Artists are not raw material for someone else’s pipeline. They come with histories, loyalties, communities, and existing commitments. Visibility can open doors, but it can also attract systems eager to absorb what is already alive without honoring the people and places that made it possible.

The goal is not extraction. The goal is cultivation: helping overlooked work take root, travel well, and remain connected to the integrity of the people and communities behind it.

BIPOC-LED. BIPOC-FORMED.

Common People has been shaped from the beginning by BIPOC imagination, leadership, sound, and lived experience. Marginalized voices are not being added to the work for representation.

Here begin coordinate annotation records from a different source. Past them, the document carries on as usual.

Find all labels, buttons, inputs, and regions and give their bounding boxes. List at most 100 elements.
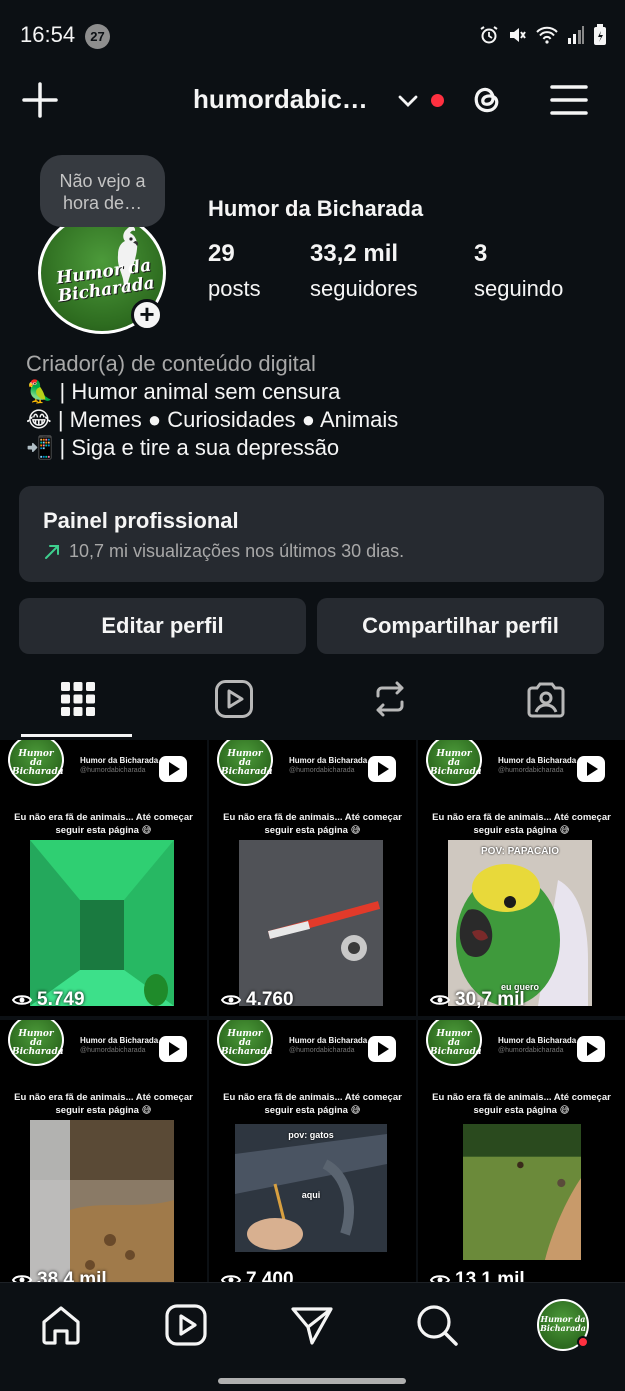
pro-dashboard-subtitle: 10,7 mi visualizações nos últimos 30 dia… bbox=[43, 541, 404, 562]
post-overlay-top: POV: PAPACAIO bbox=[481, 846, 559, 857]
pro-dashboard-title: Painel profissional bbox=[43, 508, 239, 533]
tagged-icon bbox=[527, 682, 565, 718]
stat-label: posts bbox=[208, 276, 261, 301]
share-profile-button[interactable]: Compartilhar perfil bbox=[317, 598, 604, 654]
mute-icon bbox=[510, 28, 526, 42]
post-thumbnail[interactable]: Humor da Bicharada Humor da Bicharada @h… bbox=[0, 740, 207, 1016]
post-caption: Eu não era fã de animais... Até começar … bbox=[14, 1092, 193, 1116]
bio-line: 📲 | Siga e tire a sua depressão bbox=[26, 435, 340, 460]
send-icon[interactable] bbox=[290, 1303, 334, 1347]
post-brand-logo: Humor da Bicharada bbox=[8, 1020, 64, 1066]
search-icon[interactable] bbox=[415, 1303, 459, 1347]
post-brand-handle: @humordabicharada bbox=[498, 767, 564, 774]
view-count-text: 7.400 bbox=[246, 1269, 294, 1282]
view-count-text: 30,7 mil bbox=[455, 989, 525, 1010]
post-thumbnail[interactable]: Humor da Bicharada Humor da Bicharada @h… bbox=[0, 1020, 207, 1282]
trending-up-icon bbox=[45, 544, 59, 559]
bio-category: Criador(a) de conteúdo digital bbox=[26, 351, 316, 376]
post-image-green-hallway bbox=[30, 840, 174, 1006]
post-overlay-top: pov: gatos bbox=[288, 1130, 334, 1140]
tab-posts-grid[interactable] bbox=[0, 660, 156, 738]
eye-icon bbox=[430, 995, 450, 1005]
post-brand-logo: Humor da Bicharada bbox=[426, 740, 482, 786]
username-switcher[interactable]: humordabic… bbox=[193, 84, 368, 115]
eye-icon bbox=[221, 1275, 241, 1282]
notification-count-badge: 27 bbox=[85, 24, 110, 49]
post-image-parrot: POV: PAPACAIO eu quero bbox=[448, 840, 592, 1006]
tab-reposts[interactable] bbox=[312, 660, 468, 738]
create-plus-icon[interactable] bbox=[22, 82, 58, 118]
post-brand-handle: @humordabicharada bbox=[80, 1047, 146, 1054]
active-tab-indicator bbox=[21, 734, 132, 737]
post-thumbnail[interactable]: Humor da Bicharada Humor da Bicharada @h… bbox=[418, 740, 625, 1016]
post-brand-logo: Humor da Bicharada bbox=[217, 1020, 273, 1066]
post-caption: Eu não era fã de animais... Até começar … bbox=[14, 812, 193, 836]
eye-icon bbox=[12, 995, 32, 1005]
add-story-icon[interactable]: + bbox=[131, 299, 163, 331]
post-thumbnail[interactable]: Humor da Bicharada Humor da Bicharada @h… bbox=[209, 1020, 416, 1282]
stat-label: seguindo bbox=[474, 276, 564, 301]
reels-icon[interactable] bbox=[164, 1303, 208, 1347]
stat-following[interactable]: 3 seguindo bbox=[474, 240, 563, 302]
profile-notification-dot bbox=[577, 1336, 589, 1348]
tab-tagged[interactable] bbox=[468, 660, 624, 738]
post-brand-name: Humor da Bicharada bbox=[80, 1036, 159, 1045]
reel-play-icon bbox=[368, 756, 396, 782]
alarm-icon bbox=[480, 26, 498, 44]
post-caption: Eu não era fã de animais... Até começar … bbox=[432, 812, 611, 836]
post-brand-logo: Humor da Bicharada bbox=[8, 740, 64, 786]
post-view-count: 13,1 mil bbox=[430, 1269, 525, 1282]
eye-icon bbox=[12, 1275, 32, 1282]
post-brand-name: Humor da Bicharada bbox=[498, 756, 577, 765]
post-brand-name: Humor da Bicharada bbox=[289, 756, 368, 765]
tab-reels[interactable] bbox=[156, 660, 312, 738]
post-image-cat-car: pov: gatos aqui bbox=[235, 1124, 387, 1252]
menu-icon[interactable] bbox=[550, 84, 588, 116]
stat-value: 29 bbox=[208, 240, 235, 267]
threads-icon[interactable] bbox=[466, 80, 506, 120]
post-brand-logo: Humor da Bicharada bbox=[426, 1020, 482, 1066]
post-view-count: 30,7 mil bbox=[430, 989, 525, 1011]
post-brand-handle: @humordabicharada bbox=[80, 767, 146, 774]
stat-followers[interactable]: 33,2 mil seguidores bbox=[310, 240, 418, 302]
post-brand-name: Humor da Bicharada bbox=[289, 1036, 368, 1045]
home-icon[interactable] bbox=[39, 1303, 83, 1347]
content-tabs bbox=[0, 660, 625, 738]
reel-play-icon bbox=[159, 756, 187, 782]
profile-bio: Criador(a) de conteúdo digital 🦜 | Humor… bbox=[26, 350, 606, 462]
reel-play-icon bbox=[159, 1036, 187, 1062]
eye-icon bbox=[221, 995, 241, 1005]
post-image-car-mat bbox=[239, 840, 383, 1006]
edit-profile-button[interactable]: Editar perfil bbox=[19, 598, 306, 654]
professional-dashboard-card[interactable]: Painel profissional 10,7 mi visualizaçõe… bbox=[19, 486, 604, 582]
stat-value: 33,2 mil bbox=[310, 240, 399, 267]
grid-icon bbox=[61, 682, 95, 716]
post-thumbnail[interactable]: Humor da Bicharada Humor da Bicharada @h… bbox=[418, 1020, 625, 1282]
post-caption: Eu não era fã de animais... Até começar … bbox=[223, 812, 402, 836]
post-brand-handle: @humordabicharada bbox=[289, 767, 355, 774]
view-count-text: 5.749 bbox=[37, 989, 85, 1010]
posts-grid: Humor da Bicharada Humor da Bicharada @h… bbox=[0, 740, 625, 1282]
post-caption: Eu não era fã de animais... Até começar … bbox=[432, 1092, 611, 1116]
post-caption: Eu não era fã de animais... Até começar … bbox=[223, 1092, 402, 1116]
post-view-count: 4.760 bbox=[221, 989, 294, 1011]
reposts-icon bbox=[376, 681, 404, 717]
display-name: Humor da Bicharada bbox=[208, 196, 424, 221]
chevron-down-icon[interactable] bbox=[397, 90, 419, 112]
stat-posts[interactable]: 29 posts bbox=[208, 240, 261, 302]
post-view-count: 7.400 bbox=[221, 1269, 294, 1282]
post-image-field bbox=[463, 1124, 581, 1260]
reel-play-icon bbox=[368, 1036, 396, 1062]
home-indicator[interactable] bbox=[218, 1378, 406, 1384]
eye-icon bbox=[430, 1275, 450, 1282]
post-thumbnail[interactable]: Humor da Bicharada Humor da Bicharada @h… bbox=[209, 740, 416, 1016]
view-count-text: 38,4 mil bbox=[37, 1269, 107, 1282]
stat-value: 3 bbox=[474, 240, 488, 267]
bottom-navigation: Humor da Bicharada bbox=[0, 1282, 625, 1391]
post-view-count: 38,4 mil bbox=[12, 1269, 107, 1282]
status-icons bbox=[479, 24, 607, 46]
profile-note-bubble[interactable]: Não vejo a hora de… bbox=[40, 155, 165, 227]
bio-line: 😂 | Memes ● Curiosidades ● Animais bbox=[26, 407, 399, 432]
notification-dot bbox=[431, 94, 444, 107]
post-image-enclosure bbox=[30, 1120, 174, 1282]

They are the work — the voices, histories, sounds, theologies, and communities at its center. We are not pursuing a multicultural aesthetic. We are helping build toward a more just world. Those are not the same thing.

WHAT WE RESIST

We resist gimmicks, clichés, and the pressure to sand off the weight of the work so it travels more easily.

From the beginning, we have avoided quick visibility, cheap momentum, and the kind of polish that makes something look ready before it is true. Reach matters, but this kind of work requires time, trust, and the willingness to move slowly enough for the work to stay real.

We are not hostile to existing systems. We simply know that some work needs another kind of home.

Nine years. No organizational debt. No shortcuts.

WHAT WE HAVE BUILT

Over the past nine years, this work has quietly become larger than we could have planned. Across the Common People ecosystem, more than 800 songs have been written, and more than 150 original masters and music videos have been created.

Those songs have found their way into stages, justice organizations, civic gatherings, universities, museums, and churches — from the de Young Museum in San Francisco to Riverside Church in Harlem, from the University of Pennsylvania to Nashville’s Juneteenth celebration, from the International Black Theatre Festival in Winston-Salem to Festival of Nations in St. Louis.

We have been commissioned to write songs for The King Center, The Carter Center, and a wide circle of justice organizations. Along the way, we have worked with songwriters, artists, poets, producers, filmmakers, theologians, pastors, thought leaders, and movement leaders across the country.

None of this has happened through a rigid master plan. It has happened through relationships, trust, invitation, timing, and the slow discovery that the work keeps finding rooms where it belongs. Songs do not move by hype alone. They move through shared rooms, friendship, trust, and people carrying one another’s work because something in it has become part of them.

WHO WE ARE

We are an ecosystem, not a company.
A commons, not a brand.

Songwriters, singers, poets, producers, filmmakers, theologians, pastors, organizers, storytellers, and justice leaders all hold different parts of the work.

The commitment is shared: to nurture art born in the margins and help it move through the world without losing its soul.